Die drei CDs enthalten ausgedehnt lange Tracks, keine Songs im herkömmlichen Sinne, eher abstrakte Kunstwerke, die gewachsene Jazzästhetik auf freie, improvisative Weise im großen Ensemble und dichte Klangbreite in neue Ideen/Möglichkeiten/Freiheiten katapultiert. Der Jazz ist europäisch, hat unterschwellige harte Rockanteile, was sich in einigen geradezu metallischen Gitarrensoli offenbart wie im rhythmischen Spiel. Die Tracks beweisen das Gespür ihrer Interpreten für hinreißende Soli, vor allem aber die pure Lust aller Involvierten, sich gemeinsam ohne Rücksicht auf Verluste oder Lautstärke nach Herzenslust auszutoben. Erstaunlich, wie organisch die Improvisationen sich in Soli auflösen, wie tief melancholische Flächen auf brüllend laute Krachorgien folgen, wie aus einem virtuosen Bläsermotiv das gesamte Orchester zu rasanter, kakophonischer Opulenz auffährt.
Die drei Alben sind kaum nachvollziehbar zu beschreiben. Es passiert so ungemein viel, so Unterschiedliches, kein Stück gleicht dem anderen, und in allem ist der Gemeinklang stets so verblüffend ausgewogen, wächst in allen Beteiligten die gleiche Energie für die vielschichtige Zusammenarbeit, dass die virtuose Erregung zu echtem Orchesterspiel wird, das im Song vereint größeres schafft, als die Addition der einzelnen Mitarbeiter.

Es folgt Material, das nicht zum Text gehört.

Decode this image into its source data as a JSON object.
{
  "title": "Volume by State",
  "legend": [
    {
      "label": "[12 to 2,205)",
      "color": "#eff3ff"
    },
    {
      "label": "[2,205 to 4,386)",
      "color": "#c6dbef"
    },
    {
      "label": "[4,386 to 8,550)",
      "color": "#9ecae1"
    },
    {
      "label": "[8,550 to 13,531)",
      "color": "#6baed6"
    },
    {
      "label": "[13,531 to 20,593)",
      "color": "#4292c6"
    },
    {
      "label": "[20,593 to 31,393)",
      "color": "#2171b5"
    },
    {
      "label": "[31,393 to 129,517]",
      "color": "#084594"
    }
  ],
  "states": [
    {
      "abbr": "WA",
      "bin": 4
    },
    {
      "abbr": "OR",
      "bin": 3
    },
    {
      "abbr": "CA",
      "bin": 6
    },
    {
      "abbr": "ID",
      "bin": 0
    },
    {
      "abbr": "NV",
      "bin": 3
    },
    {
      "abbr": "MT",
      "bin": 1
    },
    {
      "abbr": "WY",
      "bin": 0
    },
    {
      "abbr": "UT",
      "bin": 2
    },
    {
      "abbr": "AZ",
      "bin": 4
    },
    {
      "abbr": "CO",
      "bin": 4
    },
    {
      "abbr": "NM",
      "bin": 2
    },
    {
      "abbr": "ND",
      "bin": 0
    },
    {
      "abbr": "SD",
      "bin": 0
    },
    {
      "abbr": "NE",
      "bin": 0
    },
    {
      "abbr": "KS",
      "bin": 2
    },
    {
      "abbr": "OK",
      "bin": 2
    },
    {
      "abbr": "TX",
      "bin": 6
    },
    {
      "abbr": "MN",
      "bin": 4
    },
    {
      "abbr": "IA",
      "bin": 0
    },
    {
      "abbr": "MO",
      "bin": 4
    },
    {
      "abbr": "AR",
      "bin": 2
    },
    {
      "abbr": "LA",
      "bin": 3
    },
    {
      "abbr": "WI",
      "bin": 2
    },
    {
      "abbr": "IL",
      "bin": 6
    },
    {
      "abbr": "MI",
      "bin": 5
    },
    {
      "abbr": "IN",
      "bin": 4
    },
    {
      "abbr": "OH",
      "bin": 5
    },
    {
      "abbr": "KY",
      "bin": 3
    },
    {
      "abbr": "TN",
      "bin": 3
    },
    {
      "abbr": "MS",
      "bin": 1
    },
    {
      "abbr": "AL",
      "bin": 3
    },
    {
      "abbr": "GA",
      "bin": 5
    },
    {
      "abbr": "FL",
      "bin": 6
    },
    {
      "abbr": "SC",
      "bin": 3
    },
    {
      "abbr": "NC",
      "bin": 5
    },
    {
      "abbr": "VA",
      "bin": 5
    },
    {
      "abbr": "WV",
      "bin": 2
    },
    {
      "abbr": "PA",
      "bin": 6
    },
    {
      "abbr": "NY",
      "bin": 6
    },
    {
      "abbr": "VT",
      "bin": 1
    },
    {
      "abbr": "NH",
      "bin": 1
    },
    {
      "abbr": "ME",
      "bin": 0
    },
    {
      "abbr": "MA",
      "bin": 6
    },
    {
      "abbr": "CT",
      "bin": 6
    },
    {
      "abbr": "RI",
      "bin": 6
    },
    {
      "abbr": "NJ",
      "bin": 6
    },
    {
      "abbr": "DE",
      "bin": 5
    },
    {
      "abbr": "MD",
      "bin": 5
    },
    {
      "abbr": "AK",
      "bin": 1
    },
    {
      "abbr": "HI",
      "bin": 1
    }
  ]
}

"Bandwidth" fordert Aufmerksamkeit. Es braucht viel Zeit, die Musik zu begreifen, sie nachvollziehen zu wollen und können. Und es erfordert Nerven, Hingabe, Neugierde, offene Ohren, und geneigte Mitbewohner. Wer Lust auf virtuose, reiche Musik hat, die sich nicht auf popmusikalische Leichtigkeit beschränkt, sondern mit viel Instrument, Gepäck und Personal zur Expedition aufmacht, wird reich belohnt.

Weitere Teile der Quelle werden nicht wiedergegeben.